HOME-owners in Northern Ireland could be over-estimating the value of their property by around £37,000 typically, according to a survey.

Nearly one in 10 of all home-owners in the UK believes their house has increased in value since the coronavirus outbreak, insurer Aviva found.

Its survey of more than 2,300 home-owners found that, on average, people estimated the value of their home at £288,263.

This is £52,590 higher than the average UK house price in May of £235,673 as recorded by the Office for National Statistics (ONS).

In Northern Ireland, people believe their home to be worth £177,454, when in fact the average price is 26.2 per cent (or nearly £37,000 less) at £140,580.

Some recent house price reports have shown property values hitting new records as pent-up demand is released into the market and buyers take advantage of a stamp duty cut.

But economists have said that looking further ahead prices are likely to come under pressure amid wider economic factors such as rising unemployment.

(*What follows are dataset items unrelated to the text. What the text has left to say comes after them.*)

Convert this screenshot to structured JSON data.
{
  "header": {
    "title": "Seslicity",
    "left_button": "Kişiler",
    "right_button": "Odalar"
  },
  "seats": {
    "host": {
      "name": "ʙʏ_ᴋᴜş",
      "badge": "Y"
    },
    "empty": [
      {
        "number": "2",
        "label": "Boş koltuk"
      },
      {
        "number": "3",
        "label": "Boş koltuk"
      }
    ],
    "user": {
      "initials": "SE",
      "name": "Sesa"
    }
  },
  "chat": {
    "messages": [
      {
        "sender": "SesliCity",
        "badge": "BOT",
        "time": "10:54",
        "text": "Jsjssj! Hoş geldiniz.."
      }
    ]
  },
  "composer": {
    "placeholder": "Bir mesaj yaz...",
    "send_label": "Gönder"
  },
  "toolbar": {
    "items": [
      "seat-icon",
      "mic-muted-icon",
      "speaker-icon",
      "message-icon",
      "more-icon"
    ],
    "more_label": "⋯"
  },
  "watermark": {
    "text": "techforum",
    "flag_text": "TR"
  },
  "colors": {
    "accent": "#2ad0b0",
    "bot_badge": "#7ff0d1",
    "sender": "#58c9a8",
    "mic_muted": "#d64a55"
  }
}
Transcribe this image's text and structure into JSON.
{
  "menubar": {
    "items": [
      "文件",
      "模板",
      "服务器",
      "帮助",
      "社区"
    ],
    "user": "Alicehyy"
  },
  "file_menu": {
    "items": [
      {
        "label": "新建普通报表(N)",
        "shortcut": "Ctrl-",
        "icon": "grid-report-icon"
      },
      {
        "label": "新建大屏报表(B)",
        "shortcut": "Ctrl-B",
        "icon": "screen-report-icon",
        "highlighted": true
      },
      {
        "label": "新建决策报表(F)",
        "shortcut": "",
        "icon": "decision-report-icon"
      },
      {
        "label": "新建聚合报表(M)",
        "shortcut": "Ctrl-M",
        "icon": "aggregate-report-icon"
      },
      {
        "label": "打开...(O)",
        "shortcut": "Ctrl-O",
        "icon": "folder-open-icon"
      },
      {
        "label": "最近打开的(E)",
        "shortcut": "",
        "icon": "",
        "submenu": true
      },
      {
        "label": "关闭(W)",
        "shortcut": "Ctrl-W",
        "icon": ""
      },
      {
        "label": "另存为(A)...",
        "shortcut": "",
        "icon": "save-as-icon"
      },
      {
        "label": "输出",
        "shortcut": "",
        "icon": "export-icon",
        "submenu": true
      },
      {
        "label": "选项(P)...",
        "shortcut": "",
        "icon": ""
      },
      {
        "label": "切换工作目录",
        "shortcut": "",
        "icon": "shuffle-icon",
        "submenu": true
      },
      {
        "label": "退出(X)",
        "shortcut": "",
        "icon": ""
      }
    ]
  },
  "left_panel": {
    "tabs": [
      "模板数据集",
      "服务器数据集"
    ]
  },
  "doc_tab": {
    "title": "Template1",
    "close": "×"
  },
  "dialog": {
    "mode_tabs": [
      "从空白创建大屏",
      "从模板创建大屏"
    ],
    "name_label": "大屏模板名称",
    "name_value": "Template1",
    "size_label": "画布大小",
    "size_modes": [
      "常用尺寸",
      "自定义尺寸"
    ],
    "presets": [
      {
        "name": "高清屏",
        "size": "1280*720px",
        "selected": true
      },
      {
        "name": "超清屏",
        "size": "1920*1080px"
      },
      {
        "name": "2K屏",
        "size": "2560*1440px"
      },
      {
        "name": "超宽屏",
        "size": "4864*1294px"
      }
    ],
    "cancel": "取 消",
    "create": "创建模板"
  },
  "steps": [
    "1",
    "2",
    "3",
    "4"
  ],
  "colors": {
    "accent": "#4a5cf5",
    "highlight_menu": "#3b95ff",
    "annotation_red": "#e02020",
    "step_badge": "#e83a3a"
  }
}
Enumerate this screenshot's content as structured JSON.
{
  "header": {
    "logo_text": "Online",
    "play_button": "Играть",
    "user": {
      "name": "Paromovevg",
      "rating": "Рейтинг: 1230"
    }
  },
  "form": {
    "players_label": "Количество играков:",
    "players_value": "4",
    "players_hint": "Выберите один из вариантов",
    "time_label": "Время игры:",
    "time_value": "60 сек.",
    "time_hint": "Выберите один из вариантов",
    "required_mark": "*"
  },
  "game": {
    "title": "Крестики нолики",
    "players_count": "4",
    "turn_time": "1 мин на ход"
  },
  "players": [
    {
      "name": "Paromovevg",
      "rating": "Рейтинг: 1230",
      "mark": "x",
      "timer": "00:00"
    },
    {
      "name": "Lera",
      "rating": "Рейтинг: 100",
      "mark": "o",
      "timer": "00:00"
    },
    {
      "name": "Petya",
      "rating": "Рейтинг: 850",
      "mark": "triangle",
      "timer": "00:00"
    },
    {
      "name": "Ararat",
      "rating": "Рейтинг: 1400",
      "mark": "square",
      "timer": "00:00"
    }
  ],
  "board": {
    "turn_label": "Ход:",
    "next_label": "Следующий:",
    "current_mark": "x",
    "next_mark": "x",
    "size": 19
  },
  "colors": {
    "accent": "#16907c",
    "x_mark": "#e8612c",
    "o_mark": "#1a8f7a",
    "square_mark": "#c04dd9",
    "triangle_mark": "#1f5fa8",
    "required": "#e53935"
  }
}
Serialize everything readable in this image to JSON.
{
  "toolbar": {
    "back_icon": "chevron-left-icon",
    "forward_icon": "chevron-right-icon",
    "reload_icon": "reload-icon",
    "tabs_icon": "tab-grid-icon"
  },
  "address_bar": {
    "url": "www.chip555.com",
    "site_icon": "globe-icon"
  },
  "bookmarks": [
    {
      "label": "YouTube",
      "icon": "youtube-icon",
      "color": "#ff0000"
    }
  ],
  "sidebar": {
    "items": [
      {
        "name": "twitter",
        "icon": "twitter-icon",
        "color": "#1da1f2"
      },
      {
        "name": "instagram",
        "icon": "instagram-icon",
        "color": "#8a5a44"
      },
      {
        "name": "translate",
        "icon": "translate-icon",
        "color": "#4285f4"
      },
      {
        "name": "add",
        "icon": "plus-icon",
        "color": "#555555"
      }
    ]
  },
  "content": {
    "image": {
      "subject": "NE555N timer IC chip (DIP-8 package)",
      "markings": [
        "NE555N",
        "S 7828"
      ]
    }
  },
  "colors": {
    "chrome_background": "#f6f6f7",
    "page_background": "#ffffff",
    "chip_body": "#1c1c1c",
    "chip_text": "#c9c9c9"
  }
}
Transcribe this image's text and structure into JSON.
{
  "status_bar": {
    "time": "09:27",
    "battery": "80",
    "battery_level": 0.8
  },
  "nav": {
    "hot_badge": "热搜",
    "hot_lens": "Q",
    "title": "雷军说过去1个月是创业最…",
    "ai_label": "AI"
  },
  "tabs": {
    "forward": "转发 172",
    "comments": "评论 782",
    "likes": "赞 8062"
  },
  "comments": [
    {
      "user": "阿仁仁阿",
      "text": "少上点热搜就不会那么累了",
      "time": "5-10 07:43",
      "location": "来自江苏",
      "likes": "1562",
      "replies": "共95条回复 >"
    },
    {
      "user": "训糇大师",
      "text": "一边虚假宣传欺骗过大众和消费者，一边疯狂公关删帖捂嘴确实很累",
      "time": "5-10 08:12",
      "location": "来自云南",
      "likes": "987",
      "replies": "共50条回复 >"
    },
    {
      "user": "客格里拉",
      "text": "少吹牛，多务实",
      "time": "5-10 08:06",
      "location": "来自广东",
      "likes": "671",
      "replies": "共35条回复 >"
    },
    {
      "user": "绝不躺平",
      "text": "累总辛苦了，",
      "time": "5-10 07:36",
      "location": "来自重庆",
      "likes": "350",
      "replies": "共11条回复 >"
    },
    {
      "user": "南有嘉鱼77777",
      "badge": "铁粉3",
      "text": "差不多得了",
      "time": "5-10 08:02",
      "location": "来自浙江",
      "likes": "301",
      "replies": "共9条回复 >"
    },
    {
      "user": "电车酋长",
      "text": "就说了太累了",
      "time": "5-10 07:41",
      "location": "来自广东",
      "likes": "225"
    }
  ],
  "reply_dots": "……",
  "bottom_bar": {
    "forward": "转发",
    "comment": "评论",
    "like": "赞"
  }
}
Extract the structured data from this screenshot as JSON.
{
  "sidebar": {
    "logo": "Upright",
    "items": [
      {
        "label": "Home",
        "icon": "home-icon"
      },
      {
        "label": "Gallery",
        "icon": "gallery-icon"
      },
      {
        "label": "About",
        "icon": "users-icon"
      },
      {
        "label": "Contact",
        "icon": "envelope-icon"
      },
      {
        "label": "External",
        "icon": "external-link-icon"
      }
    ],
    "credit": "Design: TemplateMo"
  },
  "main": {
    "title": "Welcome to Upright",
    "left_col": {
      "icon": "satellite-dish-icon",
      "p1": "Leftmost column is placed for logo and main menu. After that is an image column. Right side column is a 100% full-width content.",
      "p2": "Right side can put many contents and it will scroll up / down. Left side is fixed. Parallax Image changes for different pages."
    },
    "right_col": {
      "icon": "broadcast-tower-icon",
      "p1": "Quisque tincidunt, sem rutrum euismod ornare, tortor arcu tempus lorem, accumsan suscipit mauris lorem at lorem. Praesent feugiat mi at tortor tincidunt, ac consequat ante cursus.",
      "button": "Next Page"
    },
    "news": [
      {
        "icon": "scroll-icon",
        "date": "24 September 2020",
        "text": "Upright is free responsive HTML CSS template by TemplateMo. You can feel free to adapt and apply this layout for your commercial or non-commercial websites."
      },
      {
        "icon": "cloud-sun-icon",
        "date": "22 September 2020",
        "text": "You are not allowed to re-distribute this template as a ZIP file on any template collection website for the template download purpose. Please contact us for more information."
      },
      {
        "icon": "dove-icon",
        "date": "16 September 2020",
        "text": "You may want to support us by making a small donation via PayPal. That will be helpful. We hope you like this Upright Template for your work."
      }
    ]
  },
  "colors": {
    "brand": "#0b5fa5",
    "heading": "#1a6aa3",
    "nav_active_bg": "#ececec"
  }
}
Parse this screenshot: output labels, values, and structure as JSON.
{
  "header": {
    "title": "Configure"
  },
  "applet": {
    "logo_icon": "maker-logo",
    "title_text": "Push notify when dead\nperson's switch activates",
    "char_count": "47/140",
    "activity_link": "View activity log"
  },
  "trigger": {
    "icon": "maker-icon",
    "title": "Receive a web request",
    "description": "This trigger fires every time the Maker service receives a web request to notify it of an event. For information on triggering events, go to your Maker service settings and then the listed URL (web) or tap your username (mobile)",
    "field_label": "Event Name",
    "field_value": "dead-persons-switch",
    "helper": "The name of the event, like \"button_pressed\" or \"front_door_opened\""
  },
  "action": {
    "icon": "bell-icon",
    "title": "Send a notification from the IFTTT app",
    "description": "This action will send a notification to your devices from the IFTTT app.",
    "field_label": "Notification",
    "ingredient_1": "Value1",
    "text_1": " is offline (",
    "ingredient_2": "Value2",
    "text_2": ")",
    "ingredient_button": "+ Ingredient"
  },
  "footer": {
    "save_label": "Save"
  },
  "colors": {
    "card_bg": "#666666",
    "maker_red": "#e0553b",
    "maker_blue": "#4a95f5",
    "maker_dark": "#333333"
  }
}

There have also been signs that mortgage lenders are becoming increasingly cautious about lending to people with smaller deposits.

Across the UK, home-owners in London were the only ones who typically appeared to under-estimate the value of their property.

Some 85 per cent of people generally have undertaken some form of home improvement during the lockdown, the study found, which may be behind the high levels of house price confidence among some home owners.

Nearly half (48 per cent) of home-owners however think the value of their homes has not changed for better or worse in recent months.

Gareth Hemming at Aviva said: “While a number of people may be quite accurate in their property estimates, the fact that the numbers overall are so much higher than official figures, suggests that some people may be unaware of current house values – or are valuing their own homes through an optimistic lens.”

The report also suggests there could be a boom in granny flats around the corner – although in many cases adult children or lodgers could be living in them rather than elderly relatives.

The Aviva ‘How We Live’ report estimated that one in 20 UK households have such a space already, with converted garages, cellars and separate outbuildings providing extra accommodation.

A further 7 per cent of householders said they have plans to develop this type of space, many of them to house adult children.